Nasıl bir dış politika bekliyorsunuz?

ABD sisteminde başkanın dış politika konusunda belli bir özgürlük alanı var. Biden yönetiminin tehlikesi de burada yatıyor. Çin karşıtı politikasına devam etmesini bekliyorum. Şu anda Washington’da kullanılan ifade “ikili çevreleme”, hem Rusya’ya hem de Çin’e karşıtlık. Öte yandan Avrupa Birliği (AB) ve Kanada'yla Trump’ın yaktığı köprüleri yeniden kurmak. Türkiye’yle ilişkiler konusunda çok iyimser olmazdım. ABD’de çok etkili bir Amerikalı Ermeni toplumu var. Ekim ayında Dağlık Karabağ çatışmasıyla ilgili Los Angeles’ta yapılan eylemlerin Türkiye karşıtı bir karakteri vardı. Trump, Karabağ’la ilgili bir şey bilmiyordu. Biden’ın bu kadar sakin olacağını sanmıyorum. Öte yandan Biden’ın AB’yle köprü kurması Fransa’yla da kurması anlamına gelir. Türkiye’nin İsrail’le karmaşık ilişkileri de akılda tutulmalı. İsrail’in Demokratik Parti üzerinde önemli bir etkisi var. Ayrıca Washington’da Afrika’da Türkiye’nin rolüyle ilgili büyüyen bir endişe var. Washington’daki pek çok kişi Afrika’da özellikle de Somali gibi müslümanların çoğunlukta olduğu ülkelerde nüfuz anlamında sınırı aştığını hissediyor.

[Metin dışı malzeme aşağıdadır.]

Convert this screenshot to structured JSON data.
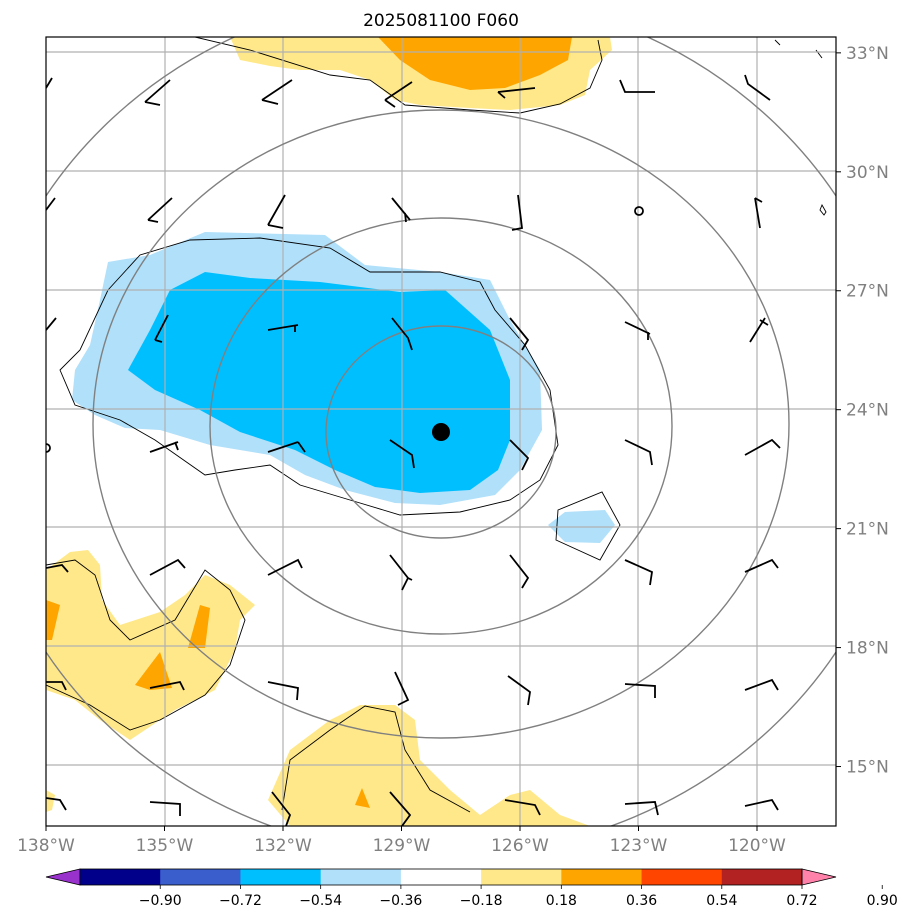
{
  "chart_data": {
    "type": "heatmap",
    "title": "2025081100 F060",
    "x_ticks": [
      "138°W",
      "135°W",
      "132°W",
      "129°W",
      "126°W",
      "123°W",
      "120°W"
    ],
    "x_tick_values": [
      -138,
      -135,
      -132,
      -129,
      -126,
      -123,
      -120
    ],
    "y_ticks": [
      "15°N",
      "18°N",
      "21°N",
      "24°N",
      "27°N",
      "30°N",
      "33°N"
    ],
    "y_tick_values": [
      15,
      18,
      21,
      24,
      27,
      30,
      33
    ],
    "xlim": [
      -138,
      -118
    ],
    "ylim": [
      13.5,
      33.4
    ],
    "grid": true,
    "center": {
      "lon": -128.0,
      "lat": 23.4
    },
    "range_rings_deg": [
      3,
      6,
      9,
      12
    ],
    "colorbar": {
      "levels": [
        -0.9,
        -0.72,
        -0.54,
        -0.36,
        -0.18,
        0.18,
        0.36,
        0.54,
        0.72,
        0.9
      ],
      "labels": [
        "−0.90",
        "−0.72",
        "−0.54",
        "−0.36",
        "−0.18",
        "0.18",
        "0.36",
        "0.54",
        "0.72",
        "0.90"
      ],
      "colors": [
        "#9932cc",
        "#00008b",
        "#3a5fcd",
        "#00bfff",
        "#b0e0fa",
        "#ffffff",
        "#ffe88a",
        "#ffa500",
        "#ff4500",
        "#b22222",
        "#ff82ab"
      ]
    },
    "wind_barb_lon": [
      -138,
      -135,
      -132,
      -129,
      -126,
      -123,
      -120
    ],
    "wind_barb_lat": [
      14,
      17,
      20,
      23,
      26,
      29,
      32
    ]
  }
}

ZENGİNLER DIŞ POLİTİKADAN RAHATSIZDI

Trump döneminde neoliberallerle neofaşistlerin ittifakını gördük. Peki son seçimde neoliberaller desteği neden Biden’a verdi? Bu ittifak neden devam etmedi?

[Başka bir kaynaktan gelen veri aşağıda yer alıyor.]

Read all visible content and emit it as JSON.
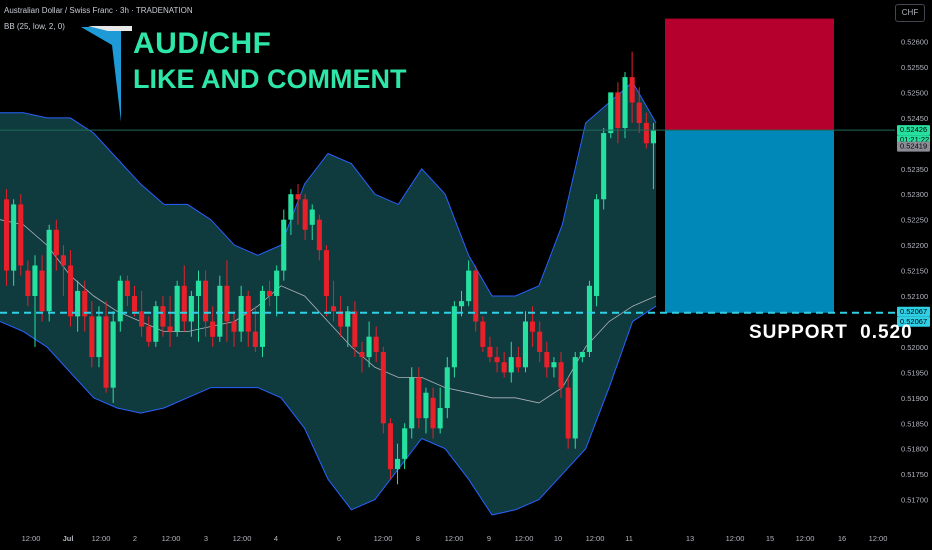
{
  "header": {
    "symbol_line": "Australian Dollar / Swiss Franc · 3h · TRADENATION",
    "indicator_line": "BB (25, low, 2, 0)"
  },
  "overlay": {
    "pair": "AUD/CHF",
    "call_to_action": "LIKE AND COMMENT",
    "support_label": "SUPPORT   0.520"
  },
  "currency_button": "CHF",
  "price_tags": {
    "last_price": "0.52426",
    "countdown": "01:21:22",
    "previous_close": "0.52419",
    "support_upper": "0.52067",
    "support_lower": "0.52067"
  },
  "colors": {
    "up": "#26e0a0",
    "down": "#e8202a",
    "band_fill": "#0f3a3e",
    "band_line": "#2962ff",
    "basis": "#b0b4bc",
    "stop_zone": "#b5002e",
    "target_zone": "#0089b8",
    "support_line": "#2fd0e6"
  },
  "chart_data": {
    "type": "candlestick",
    "timeframe": "3h",
    "ylim": [
      0.5166,
      0.5266
    ],
    "y_ticks": [
      "0.52600",
      "0.52550",
      "0.52500",
      "0.52450",
      "0.52400",
      "0.52350",
      "0.52300",
      "0.52250",
      "0.52200",
      "0.52150",
      "0.52100",
      "0.52050",
      "0.52000",
      "0.51950",
      "0.51900",
      "0.51850",
      "0.51800",
      "0.51750",
      "0.51700"
    ],
    "x_tick_labels": [
      "12:00",
      "Jul",
      "12:00",
      "2",
      "12:00",
      "3",
      "12:00",
      "4",
      "6",
      "12:00",
      "8",
      "12:00",
      "9",
      "12:00",
      "10",
      "12:00",
      "11",
      "13",
      "12:00",
      "15",
      "12:00",
      "16",
      "12:00"
    ],
    "candles": [
      {
        "o": 0.5229,
        "h": 0.5231,
        "l": 0.5212,
        "c": 0.5215
      },
      {
        "o": 0.5215,
        "h": 0.5229,
        "l": 0.5212,
        "c": 0.5228
      },
      {
        "o": 0.5228,
        "h": 0.523,
        "l": 0.5214,
        "c": 0.5216
      },
      {
        "o": 0.5215,
        "h": 0.5217,
        "l": 0.5208,
        "c": 0.521
      },
      {
        "o": 0.521,
        "h": 0.5218,
        "l": 0.52,
        "c": 0.5216
      },
      {
        "o": 0.5215,
        "h": 0.5218,
        "l": 0.5205,
        "c": 0.5207
      },
      {
        "o": 0.5207,
        "h": 0.5224,
        "l": 0.5205,
        "c": 0.5223
      },
      {
        "o": 0.5223,
        "h": 0.5225,
        "l": 0.5215,
        "c": 0.5218
      },
      {
        "o": 0.5218,
        "h": 0.522,
        "l": 0.521,
        "c": 0.5216
      },
      {
        "o": 0.5216,
        "h": 0.5219,
        "l": 0.5204,
        "c": 0.5206
      },
      {
        "o": 0.5206,
        "h": 0.5213,
        "l": 0.5203,
        "c": 0.5211
      },
      {
        "o": 0.5211,
        "h": 0.5213,
        "l": 0.5203,
        "c": 0.5206
      },
      {
        "o": 0.5206,
        "h": 0.5209,
        "l": 0.5196,
        "c": 0.5198
      },
      {
        "o": 0.5198,
        "h": 0.5208,
        "l": 0.5196,
        "c": 0.5206
      },
      {
        "o": 0.5206,
        "h": 0.5209,
        "l": 0.5191,
        "c": 0.5192
      },
      {
        "o": 0.5192,
        "h": 0.5207,
        "l": 0.5189,
        "c": 0.5205
      },
      {
        "o": 0.5205,
        "h": 0.5214,
        "l": 0.5203,
        "c": 0.5213
      },
      {
        "o": 0.5213,
        "h": 0.5214,
        "l": 0.5208,
        "c": 0.521
      },
      {
        "o": 0.521,
        "h": 0.5212,
        "l": 0.5206,
        "c": 0.5207
      },
      {
        "o": 0.5207,
        "h": 0.5211,
        "l": 0.5202,
        "c": 0.5204
      },
      {
        "o": 0.5204,
        "h": 0.5206,
        "l": 0.52,
        "c": 0.5201
      },
      {
        "o": 0.5201,
        "h": 0.5209,
        "l": 0.52,
        "c": 0.5208
      },
      {
        "o": 0.5208,
        "h": 0.521,
        "l": 0.5202,
        "c": 0.5204
      },
      {
        "o": 0.5204,
        "h": 0.521,
        "l": 0.52,
        "c": 0.5203
      },
      {
        "o": 0.5203,
        "h": 0.5213,
        "l": 0.5202,
        "c": 0.5212
      },
      {
        "o": 0.5212,
        "h": 0.5216,
        "l": 0.5203,
        "c": 0.5205
      },
      {
        "o": 0.5205,
        "h": 0.5211,
        "l": 0.5202,
        "c": 0.521
      },
      {
        "o": 0.521,
        "h": 0.5215,
        "l": 0.5201,
        "c": 0.5213
      },
      {
        "o": 0.5213,
        "h": 0.5215,
        "l": 0.5202,
        "c": 0.5205
      },
      {
        "o": 0.5205,
        "h": 0.5208,
        "l": 0.52,
        "c": 0.5202
      },
      {
        "o": 0.5202,
        "h": 0.5214,
        "l": 0.5201,
        "c": 0.5212
      },
      {
        "o": 0.5212,
        "h": 0.5217,
        "l": 0.5201,
        "c": 0.5205
      },
      {
        "o": 0.5205,
        "h": 0.5207,
        "l": 0.52,
        "c": 0.5203
      },
      {
        "o": 0.5203,
        "h": 0.5212,
        "l": 0.5201,
        "c": 0.521
      },
      {
        "o": 0.521,
        "h": 0.5211,
        "l": 0.52,
        "c": 0.5203
      },
      {
        "o": 0.5203,
        "h": 0.5208,
        "l": 0.5199,
        "c": 0.52
      },
      {
        "o": 0.52,
        "h": 0.5212,
        "l": 0.5198,
        "c": 0.5211
      },
      {
        "o": 0.5211,
        "h": 0.5213,
        "l": 0.5208,
        "c": 0.521
      },
      {
        "o": 0.521,
        "h": 0.5216,
        "l": 0.5206,
        "c": 0.5215
      },
      {
        "o": 0.5215,
        "h": 0.5227,
        "l": 0.5213,
        "c": 0.5225
      },
      {
        "o": 0.5225,
        "h": 0.5231,
        "l": 0.5222,
        "c": 0.523
      },
      {
        "o": 0.523,
        "h": 0.5232,
        "l": 0.5224,
        "c": 0.5229
      },
      {
        "o": 0.5229,
        "h": 0.523,
        "l": 0.5221,
        "c": 0.5223
      },
      {
        "o": 0.5224,
        "h": 0.5228,
        "l": 0.5221,
        "c": 0.5227
      },
      {
        "o": 0.5225,
        "h": 0.5226,
        "l": 0.5217,
        "c": 0.5219
      },
      {
        "o": 0.5219,
        "h": 0.522,
        "l": 0.5206,
        "c": 0.521
      },
      {
        "o": 0.5208,
        "h": 0.5213,
        "l": 0.5205,
        "c": 0.5207
      },
      {
        "o": 0.5207,
        "h": 0.521,
        "l": 0.5202,
        "c": 0.5204
      },
      {
        "o": 0.5204,
        "h": 0.5208,
        "l": 0.52,
        "c": 0.5207
      },
      {
        "o": 0.5207,
        "h": 0.5209,
        "l": 0.5198,
        "c": 0.52
      },
      {
        "o": 0.5199,
        "h": 0.5201,
        "l": 0.5195,
        "c": 0.5198
      },
      {
        "o": 0.5198,
        "h": 0.5205,
        "l": 0.5196,
        "c": 0.5202
      },
      {
        "o": 0.5202,
        "h": 0.5204,
        "l": 0.5197,
        "c": 0.5199
      },
      {
        "o": 0.5199,
        "h": 0.52,
        "l": 0.5183,
        "c": 0.5185
      },
      {
        "o": 0.5185,
        "h": 0.5186,
        "l": 0.5174,
        "c": 0.5176
      },
      {
        "o": 0.5176,
        "h": 0.5181,
        "l": 0.5173,
        "c": 0.5178
      },
      {
        "o": 0.5178,
        "h": 0.5185,
        "l": 0.5176,
        "c": 0.5184
      },
      {
        "o": 0.5184,
        "h": 0.5196,
        "l": 0.5182,
        "c": 0.5194
      },
      {
        "o": 0.5194,
        "h": 0.5196,
        "l": 0.5184,
        "c": 0.5186
      },
      {
        "o": 0.5186,
        "h": 0.5192,
        "l": 0.5183,
        "c": 0.5191
      },
      {
        "o": 0.519,
        "h": 0.5192,
        "l": 0.5182,
        "c": 0.5184
      },
      {
        "o": 0.5184,
        "h": 0.5192,
        "l": 0.5183,
        "c": 0.5188
      },
      {
        "o": 0.5188,
        "h": 0.5198,
        "l": 0.5186,
        "c": 0.5196
      },
      {
        "o": 0.5196,
        "h": 0.5209,
        "l": 0.5194,
        "c": 0.5208
      },
      {
        "o": 0.5208,
        "h": 0.5211,
        "l": 0.5206,
        "c": 0.5209
      },
      {
        "o": 0.5209,
        "h": 0.5217,
        "l": 0.5208,
        "c": 0.5215
      },
      {
        "o": 0.5215,
        "h": 0.5216,
        "l": 0.5203,
        "c": 0.5205
      },
      {
        "o": 0.5205,
        "h": 0.5206,
        "l": 0.5199,
        "c": 0.52
      },
      {
        "o": 0.52,
        "h": 0.5202,
        "l": 0.5197,
        "c": 0.5198
      },
      {
        "o": 0.5198,
        "h": 0.52,
        "l": 0.5195,
        "c": 0.5197
      },
      {
        "o": 0.5197,
        "h": 0.5199,
        "l": 0.5194,
        "c": 0.5195
      },
      {
        "o": 0.5195,
        "h": 0.5201,
        "l": 0.5193,
        "c": 0.5198
      },
      {
        "o": 0.5198,
        "h": 0.52,
        "l": 0.5195,
        "c": 0.5196
      },
      {
        "o": 0.5196,
        "h": 0.5207,
        "l": 0.5195,
        "c": 0.5205
      },
      {
        "o": 0.5205,
        "h": 0.5208,
        "l": 0.52,
        "c": 0.5203
      },
      {
        "o": 0.5203,
        "h": 0.5205,
        "l": 0.5197,
        "c": 0.5199
      },
      {
        "o": 0.5199,
        "h": 0.5201,
        "l": 0.5194,
        "c": 0.5196
      },
      {
        "o": 0.5196,
        "h": 0.5198,
        "l": 0.5194,
        "c": 0.5197
      },
      {
        "o": 0.5197,
        "h": 0.5199,
        "l": 0.519,
        "c": 0.5192
      },
      {
        "o": 0.5192,
        "h": 0.5194,
        "l": 0.518,
        "c": 0.5182
      },
      {
        "o": 0.5182,
        "h": 0.5199,
        "l": 0.518,
        "c": 0.5198
      },
      {
        "o": 0.5198,
        "h": 0.5199,
        "l": 0.5197,
        "c": 0.5199
      },
      {
        "o": 0.5199,
        "h": 0.5213,
        "l": 0.5198,
        "c": 0.5212
      },
      {
        "o": 0.521,
        "h": 0.523,
        "l": 0.5208,
        "c": 0.5229
      },
      {
        "o": 0.5229,
        "h": 0.5243,
        "l": 0.5227,
        "c": 0.5242
      },
      {
        "o": 0.5242,
        "h": 0.525,
        "l": 0.5241,
        "c": 0.525
      },
      {
        "o": 0.525,
        "h": 0.5252,
        "l": 0.524,
        "c": 0.5243
      },
      {
        "o": 0.5243,
        "h": 0.5254,
        "l": 0.5241,
        "c": 0.5253
      },
      {
        "o": 0.5253,
        "h": 0.5258,
        "l": 0.5244,
        "c": 0.5248
      },
      {
        "o": 0.5248,
        "h": 0.5251,
        "l": 0.5242,
        "c": 0.5244
      },
      {
        "o": 0.5244,
        "h": 0.5246,
        "l": 0.5239,
        "c": 0.524
      },
      {
        "o": 0.524,
        "h": 0.5244,
        "l": 0.5231,
        "c": 0.52426
      }
    ],
    "bollinger": {
      "period": 25,
      "source": "low",
      "stdev": 2,
      "offset": 0,
      "upper": [
        0.5246,
        0.5246,
        0.5245,
        0.5245,
        0.5242,
        0.5237,
        0.5232,
        0.5228,
        0.5228,
        0.5225,
        0.522,
        0.5218,
        0.522,
        0.5232,
        0.5238,
        0.5236,
        0.523,
        0.5228,
        0.5235,
        0.523,
        0.5218,
        0.521,
        0.521,
        0.5212,
        0.5224,
        0.5244,
        0.5248,
        0.5252,
        0.5244
      ],
      "basis": [
        0.5225,
        0.5224,
        0.522,
        0.5214,
        0.521,
        0.5207,
        0.5205,
        0.5203,
        0.5203,
        0.5204,
        0.5205,
        0.5208,
        0.5212,
        0.521,
        0.5205,
        0.52,
        0.5196,
        0.5194,
        0.5194,
        0.5192,
        0.5191,
        0.519,
        0.519,
        0.5189,
        0.5192,
        0.52,
        0.5205,
        0.5208,
        0.521
      ],
      "lower": [
        0.5205,
        0.5203,
        0.52,
        0.5195,
        0.519,
        0.5188,
        0.5187,
        0.5188,
        0.519,
        0.5192,
        0.5192,
        0.5192,
        0.519,
        0.5184,
        0.5174,
        0.5168,
        0.517,
        0.5176,
        0.5182,
        0.518,
        0.5174,
        0.5167,
        0.5168,
        0.517,
        0.5175,
        0.518,
        0.5192,
        0.5205,
        0.5208
      ]
    },
    "support_level": 0.52067,
    "position_zones": {
      "stop": {
        "from": 0.52426,
        "to": 0.52645
      },
      "target": {
        "from": 0.52067,
        "to": 0.52426
      }
    },
    "grid": false
  }
}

Trump’a dış politika konusunda çok muhalefet vardı. Pek çok kişi AB’yi, Alman Şansölye Merkel’i, Kanada’yı aşağılamasından rahatsızdı. Fakat bence ABD yönetici sınıfının iki kanadı da Çin politikası konusunda birleşmişti. Bence ABD yönetici sınıfı Trump’ın beyaz üstünlükçülerine hitabından rahatsızdı. Yahudi karşıtı protestolar arttı, Pittsburgh’da sinagoga saldırı düzenlendi, 2017’de Charlottesville’deki olaylar sonrası Trump her iki tarafta da iyi insanlar var demişti… ABD yönetici sınıfı içinde çok etkili olan Yahudiler var. Trump pek çok kişiyi rahatsız etti.